Before the 19-year-old finally succumbed to terminal cancer, he gave us all a lesson in defiance in the face of terrible illness, just as some of us have seen in our own families.

But I think there were two other lessons that Stephen taught us, should we care to stop and consider his legacy.

One of them is a theme I keep coming back to, even though you might think this column sets itself up to whine on about how much better our generation was than ‘kids today’.

What most embarrasses me about being in my fifties – yes, even more than my waistline and my diminishing fashion sense – is being cast as a grumpy old man. That’s because although I often hear older people complaining about young people, I don’t.

That’s not to say I approve of their ridiculous habit of wearing their belts around their backsides, or the idea that rap deserves to be classified as music, but coming from a generation that gave the world platform shoes and Saturday Night Fever, I figure we shouldn’t really be throwing stones from our glass houses.

And I have to say that painting all youngsters as uniformly bad really makes me angry.

Stephen Sutton was, without doubt, an inspiring young man, whom all of us would have been glad to shake hands with, but I think he would have been the first to point out that he was not a one-off.

Some older people will have you believe that Stephen’s generation are lazy, drug-crazed louts who would sooner mug an old lady than help her across the road, but in reality they are no worse than any young generation in any period in our history, and probably much better.

Indeed, I sense a lot of compassion among young people, a desire to get along with everybody and – best of all – a growing reluctance to fall into the trap of a ‘them’ and ‘us’ mentality and the vilification of minorities.

In fact, I doubt there has ever been a generation that’s more intolerant of intolerance.

Generally speaking – and especially considering some of the unfair pressures we put on them these days – the Stephen Sutton generation isn’t half bad.

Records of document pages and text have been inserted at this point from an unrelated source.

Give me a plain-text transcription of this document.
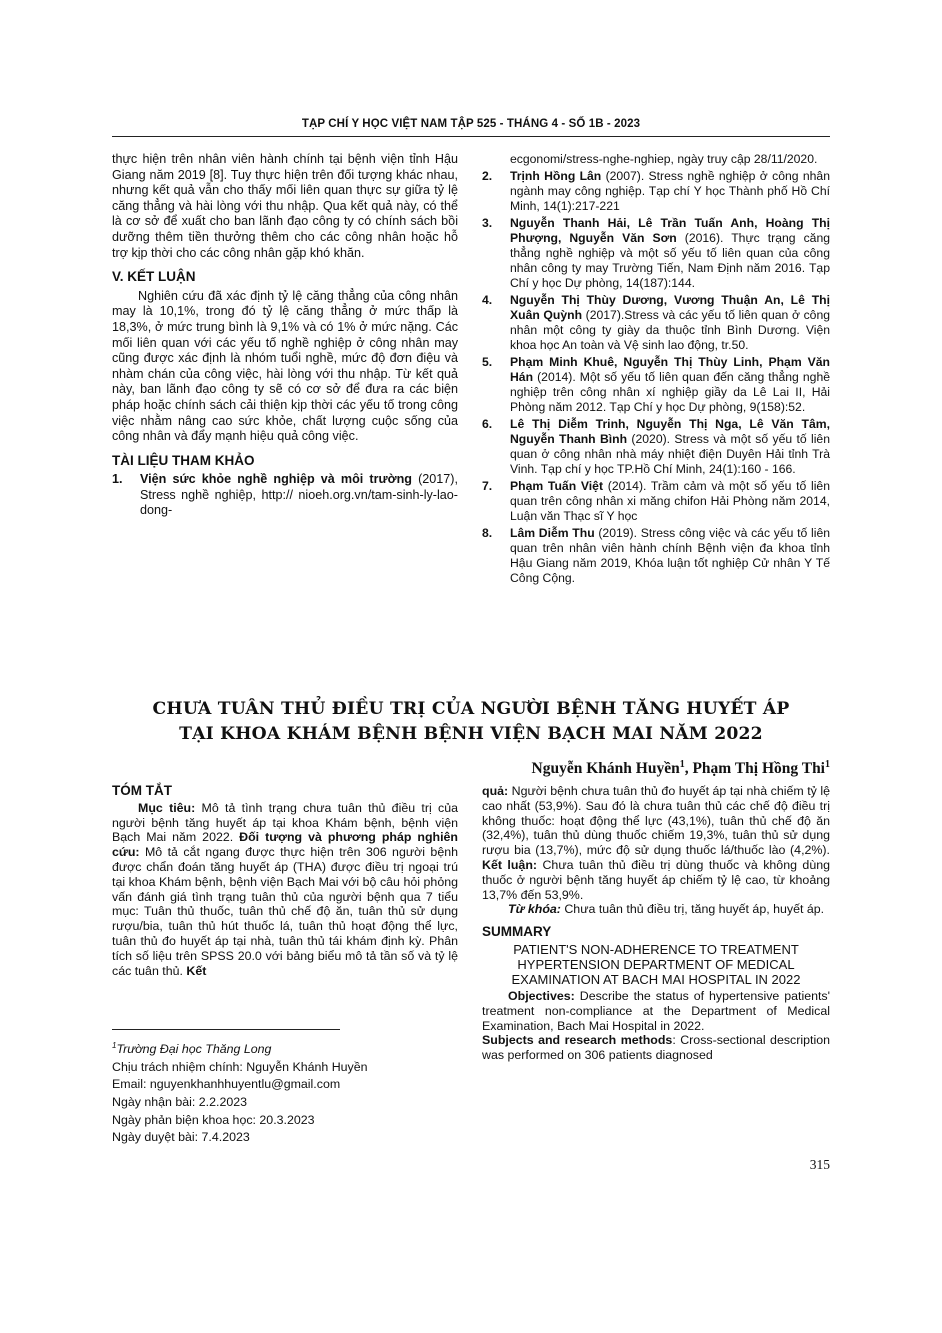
TẠP CHÍ Y HỌC VIỆT NAM TẬP 525 - THÁNG 4 - SỐ 1B - 2023

thực hiện trên nhân viên hành chính tại bệnh viện tỉnh Hậu Giang năm 2019 [8]. Tuy thực hiện trên đối tượng khác nhau, nhưng kết quả vẫn cho thấy mối liên quan thực sự giữa tỷ lệ căng thẳng và hài lòng với thu nhập. Qua kết quả này, có thể là cơ sở để xuất cho ban lãnh đạo công ty có chính sách bồi dưỡng thêm tiền thưởng thêm cho các công nhân hoặc hỗ trợ kịp thời cho các công nhân gặp khó khăn.

V. KẾT LUẬN

Nghiên cứu đã xác định tỷ lệ căng thẳng của công nhân may là 10,1%, trong đó tỷ lệ căng thẳng ở mức thấp là 18,3%, ở mức trung bình là 9,1% và có 1% ở mức nặng. Các mối liên quan với các yếu tố nghề nghiệp ở công nhân may cũng được xác định là nhóm tuổi nghề, mức độ đơn điệu và nhàm chán của công việc, hài lòng với thu nhập. Từ kết quả này, ban lãnh đạo công ty sẽ có cơ sở để đưa ra các biện pháp hoặc chính sách cải thiện kịp thời các yếu tố trong công việc nhằm nâng cao sức khỏe, chất lượng cuộc sống của công nhân và đẩy mạnh hiệu quả công việc.

TÀI LIỆU THAM KHẢO

1.	Viện sức khỏe nghề nghiệp và môi trường (2017), Stress nghề nghiệp, http:// nioeh.org.vn/tam-sinh-ly-lao-dong-
ecgonomi/stress-nghe-nghiep, ngày truy cập 28/11/2020.
2.	Trịnh Hồng Lân (2007). Stress nghề nghiệp ở công nhân ngành may công nghiệp. Tạp chí Y học Thành phố Hồ Chí Minh, 14(1):217-221
3.	Nguyễn Thanh Hải, Lê Trần Tuấn Anh, Hoàng Thị Phượng, Nguyễn Văn Sơn (2016). Thực trạng căng thẳng nghề nghiệp và một số yếu tố liên quan của công nhân công ty may Trường Tiến, Nam Định năm 2016. Tạp Chí y học Dự phòng, 14(187):144.
4.	Nguyễn Thị Thùy Dương, Vương Thuận An, Lê Thị Xuân Quỳnh (2017).Stress và các yếu tố liên quan ở công nhân một công ty giày da thuộc tỉnh Bình Dương. Viện khoa học An toàn và Vệ sinh lao động, tr.50.
5.	Phạm Minh Khuê, Nguyễn Thị Thùy Linh, Phạm Văn Hán (2014). Một số yếu tố liên quan đến căng thẳng nghề nghiệp trên công nhân xí nghiệp giầy da Lê Lai II, Hải Phòng năm 2012. Tạp Chí y học Dự phòng, 9(158):52.
6.	Lê Thị Diễm Trinh, Nguyễn Thị Nga, Lê Văn Tâm, Nguyễn Thanh Bình (2020). Stress và một số yếu tố liên quan ở công nhân nhà máy nhiệt điện Duyên Hải tỉnh Trà Vinh. Tạp chí y học TP.Hồ Chí Minh, 24(1):160 - 166.
7.	Phạm Tuấn Việt (2014). Trầm cảm và một số yếu tố liên quan trên công nhân xi măng chifon Hải Phòng năm 2014, Luận văn Thạc sĩ Y học
8.	Lâm Diễm Thu (2019). Stress công việc và các yếu tố liên quan trên nhân viên hành chính Bệnh viện đa khoa tỉnh Hậu Giang năm 2019, Khóa luận tốt nghiệp Cử nhân Y Tế Công Cộng.
CHƯA TUÂN THỦ ĐIỀU TRỊ CỦA NGƯỜI BỆNH TĂNG HUYẾT ÁP
TẠI KHOA KHÁM BỆNH BỆNH VIỆN BẠCH MAI NĂM 2022
Nguyễn Khánh Huyền$^1$, Phạm Thị Hồng Thi$^1$

TÓM TẮT

Mục tiêu: Mô tả tình trạng chưa tuân thủ điều trị của người bệnh tăng huyết áp tại khoa Khám bệnh, bệnh viện Bạch Mai năm 2022. Đối tượng và phương pháp nghiên cứu: Mô tả cắt ngang được thực hiện trên 306 người bệnh được chẩn đoán tăng huyết áp (THA) được điều trị ngoại trú tại khoa Khám bệnh, bệnh viện Bạch Mai với bộ câu hỏi phỏng vấn đánh giá tình trạng tuân thủ của người bệnh qua 7 tiểu mục: Tuân thủ thuốc, tuân thủ chế độ ăn, tuân thủ sử dụng rượu/bia, tuân thủ hút thuốc lá, tuân thủ hoạt động thể lực, tuân thủ đo huyết áp tại nhà, tuân thủ tái khám định kỳ. Phân tích số liệu trên SPSS 20.0 với bảng biểu mô tả tần số và tỷ lệ các tuân thủ. Kết

quả: Người bệnh chưa tuân thủ đo huyết áp tại nhà chiếm tỷ lệ cao nhất (53,9%). Sau đó là chưa tuân thủ các chế độ điều trị không thuốc: hoạt động thể lực (43,1%), tuân thủ chế độ ăn (32,4%), tuân thủ dùng thuốc chiếm 19,3%, tuân thủ sử dụng rượu bia (13,7%), mức độ sử dụng thuốc lá/thuốc lào (4,2%). Kết luận: Chưa tuân thủ điều trị dùng thuốc và không dùng thuốc ở người bệnh tăng huyết áp chiếm tỷ lệ cao, từ khoảng 13,7% đến 53,9%.

Từ khóa: Chưa tuân thủ điều trị, tăng huyết áp, huyết áp.

SUMMARY

PATIENT'S NON-ADHERENCE TO TREATMENT HYPERTENSION DEPARTMENT OF MEDICAL EXAMINATION AT BACH MAI HOSPITAL IN 2022

Objectives: Describe the status of hypertensive patients' treatment non-compliance at the Department of Medical Examination, Bach Mai Hospital in 2022.

Subjects and research methods: Cross-sectional description was performed on 306 patients diagnosed

$^1$Trường Đại học Thăng Long
Chịu trách nhiệm chính: Nguyễn Khánh Huyền
Email: nguyenkhanhhuyentlu@gmail.com
Ngày nhận bài: 2.2.2023
Ngày phản biện khoa học: 20.3.2023
Ngày duyệt bài: 7.4.2023
315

And this brings me to the second lesson that Stephen’s story taught us.

We are used to hearing stories of how social media has been used as a platform for bullying or libelling, or even organising riots, but it is no different to any other means of communication in that sense. And for every bad thing that gets blamed on Facebook or Twitter, there are a hundred positive effects, of which Stephen is the best (but by no means the only) example.

If it wasn’t for social media, we wouldn’t have been mourning the death of Stephen Sutton last week, for the simple reason that we would never have heard of him.

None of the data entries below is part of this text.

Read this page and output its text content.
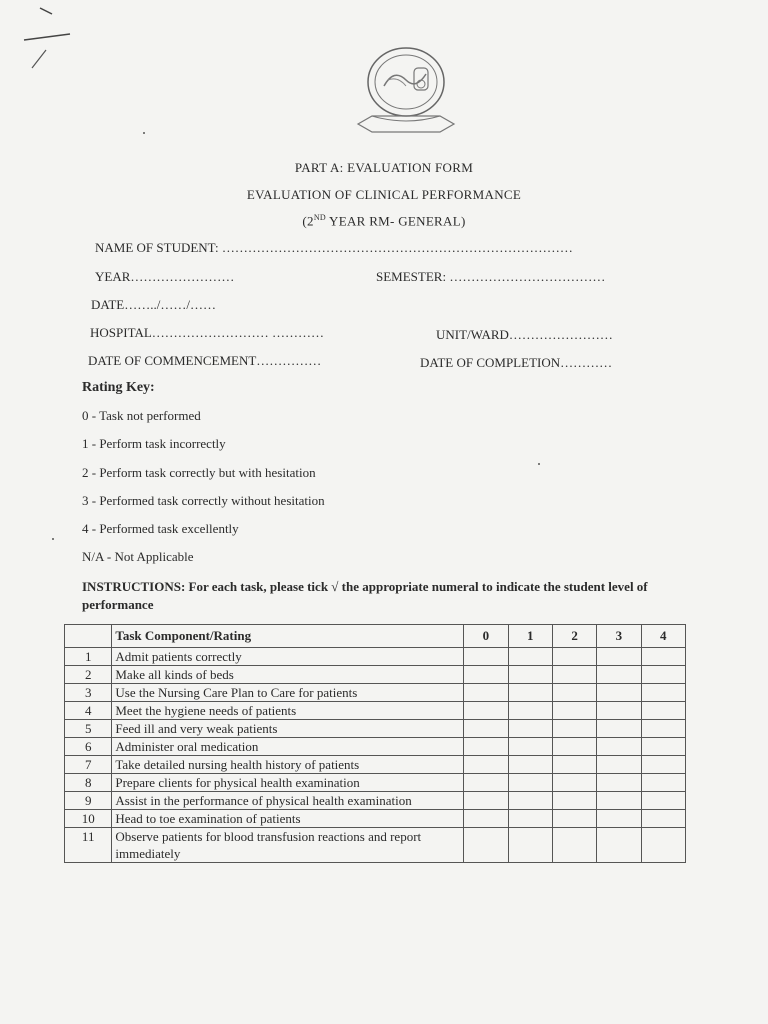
PART A: EVALUATION FORM
EVALUATION OF CLINICAL PERFORMANCE
(2ND YEAR RM- GENERAL)
NAME OF STUDENT: ………………………………………………………………………
YEAR……………………	SEMESTER: ………………………………
DATE……../……/……
HOSPITAL……………………… …………	UNIT/WARD……………………
DATE OF COMMENCEMENT……………	DATE OF COMPLETION…………
Rating Key:
0 - Task not performed
1 - Perform task incorrectly
2 - Perform task correctly but with hesitation
3 - Performed task correctly without hesitation
4 - Performed task excellently
N/A - Not Applicable
INSTRUCTIONS: For each task, please tick √ the appropriate numeral to indicate the student level of performance
	Task Component/Rating	0	1	2	3	4
1	Admit patients correctly					
2	Make all kinds of beds					
3	Use the Nursing Care Plan to Care for patients					
4	Meet the hygiene needs of patients					
5	Feed ill and very weak patients					
6	Administer oral medication					
7	Take detailed nursing health history of patients					
8	Prepare clients for physical health examination					
9	Assist in the performance of physical health examination					
10	Head to toe examination of patients					
11	Observe patients for blood transfusion reactions and report immediately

Only because ordinary people – led, incidentally, by young people - got together and made him go ‘viral’ was he able to have such an impact, which to me underlines how something that is often perceived as inherently bad and dangerous, actually amplifies good far more than it encourages bad.

I think it would be sad if Stephen Sutton was remembered only out of a kind of sadness.

It’s time for us to take heart from our young people, and listen to them - because I sincerely believe there is a little bit of Stephen Sutton in nearly all of them.